In 2004, the Instream Flow Council held its biennial meeting in New York Adirondacks. Jim Henriksen, then with US Geological Survey’s instream flow team in Fort Collins, was an invited speaker. He introduced his talk by saying that if an instream flow practitioner only read one scientific paper, it should be Bunn and Arthington 2002, titled “Basic principles and ecological consequences of altered flow regimes for aquatic biodiversity”. And since then, as well as leading up to that publication, she has contributed much to the scientific understanding of the role of flow in streams, rivers, floodplains, and estuaries, with numerous scientific publications. She has also been intimately involved in the practical side, making concepts turn into actual environmental flow.
She was a leading force behind the 2007 Brisbane Declaration, which clearly states to the world the importance of the integrity of freshwater systems to people. She has been a member of the planning committee for Riversymposium, a major forum on environmental flows. Thus she has been effective not only in developing understanding of the importance of flows to resources, but she has been able to carry that message to people who make decisions about water management.
In the Southern Hemisphere, she has been involved with cutting-edge developments in Australia and in southern Africa. She and her students and colleagues have evaluated the broad ecological influence of flows, tying flow management to the whole environment and what humans value in it, and worked to implement flow management to achieve environmental values.
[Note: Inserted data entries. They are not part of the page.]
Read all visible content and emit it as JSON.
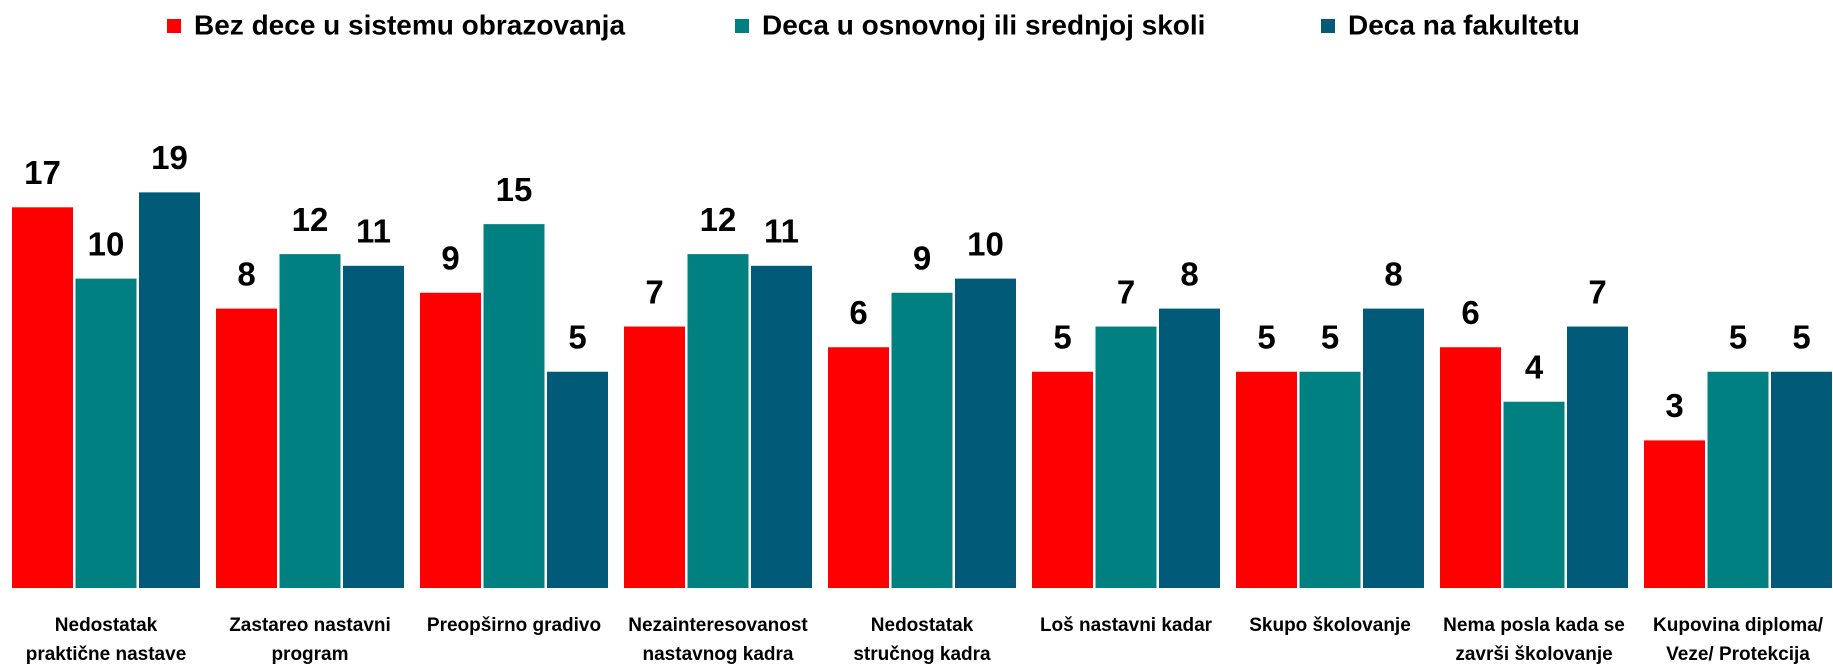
{
  "chart_data": {
    "type": "bar",
    "categories": [
      [
        "Nedostatak",
        "praktične nastave"
      ],
      [
        "Zastareo nastavni",
        "program"
      ],
      [
        "Preopširno gradivo"
      ],
      [
        "Nezainteresovanost",
        "nastavnog kadra"
      ],
      [
        "Nedostatak",
        "stručnog kadra"
      ],
      [
        "Loš nastavni kadar"
      ],
      [
        "Skupo školovanje"
      ],
      [
        "Nema posla kada se",
        "završi školovanje"
      ],
      [
        "Kupovina diploma/",
        "Veze/ Protekcija"
      ]
    ],
    "series": [
      {
        "name": "Bez dece u sistemu obrazovanja",
        "color": "#ff0000",
        "values": [
          17,
          8,
          9,
          7,
          6,
          5,
          5,
          6,
          3
        ]
      },
      {
        "name": "Deca u osnovnoj ili srednjoj skoli",
        "color": "#008080",
        "values": [
          10,
          12,
          15,
          12,
          9,
          7,
          5,
          4,
          5
        ]
      },
      {
        "name": "Deca na fakultetu",
        "color": "#005a78",
        "values": [
          19,
          11,
          5,
          11,
          10,
          8,
          8,
          7,
          5
        ]
      }
    ],
    "ylim": [
      1,
      30
    ],
    "yscale": "log",
    "legend": "top"
  }
}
Her work to develop sound, workable environmental flow management included her co-leading role in the development of ELOHA, which is the method to define regional Ecological Limits Of Hydrologic Alteration. Her work has included review and evaluation of many flow management tools, always aiming to provide the most effective tool for the purpose.
The Instream Flow Council is honored to present its Making A Difference Award to Professor Angela Arthington.